Government-owned sugar

A provision of the farm bill allows sugar producers to get low cost loans from the government, using their sugar as collateral.  When the time comes to pay the principal and interest on the loan, and the price of sugar is down, producers can forfeit their product instead of forking over cash. As a result, the government can end up owning large quantities of sugar, which then must be sold as possible (generally at a loss) without distorting the market, and that sugar racks up warehousing costs in the meantime. All of these costs are borne by taxpayers, Earley said.

“The government does not want to own sugar. Raw sugar prices are now at a level where it makes sense for a producer to forfeit,”​ Earley said.

Sugar prices have plunged, brought on a by a fairly sudden oversupply, Earley said.  Mexican producers have been increasing their acreage for several years but recent poor harvests have blunted the effect.  But this harvest season conditions were favorable, and all those extra acres have come into play.

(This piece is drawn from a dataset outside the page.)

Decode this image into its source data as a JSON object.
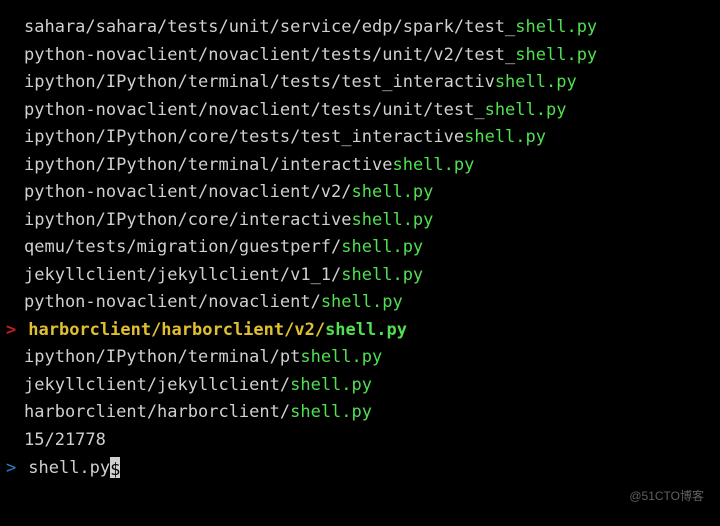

“In Mexico, they have had gradually increasing acreage but have had poorer than average cane yields.  This year the crop is 7 million metric tons, up 2 million tons over last year.  That is a lot of sugar and it is a problem both for Mexico and for the United States,”​ Earley said.

Sugar for ethanol

Another provision that distorts markets, and one that the NFTC recommends eliminating, is a provision by which surplus sugar owned by the government can be diverted to ethanol production.  It allows ethanol producers to play corn prices against sugar, to try to get the best deal on feed stocks, Earley said.

“This year and next we estimate the USDA will have to divert 1 million tons of sugar to ethanol to balance the market at a cost of $250 million. If we have a big corn crop and corn prices go down, a bigger subsidy will be required,”​ Earley said.

Reform prospects

Bill Reinsch, president of the NFTC, said prospects for reform of the sugar price support system are better in the House.  The Senate is always a tough nut to crack, because sugar growers and producers have operations in 13 states, potentially lining 26 Senators up against any price support reform even before any debate has begun.

“There are a huge number of people in the House who have no constituent interest in the issue,”​ Reinsch said.

The Agralytica paper on the subject recommended ending the ethanol diversion program, putting the loan guarantee levels back to those of the 2002 farm bill, reforming supply restrictions and making “reasonable prices”​ one of the criteria for import quotas.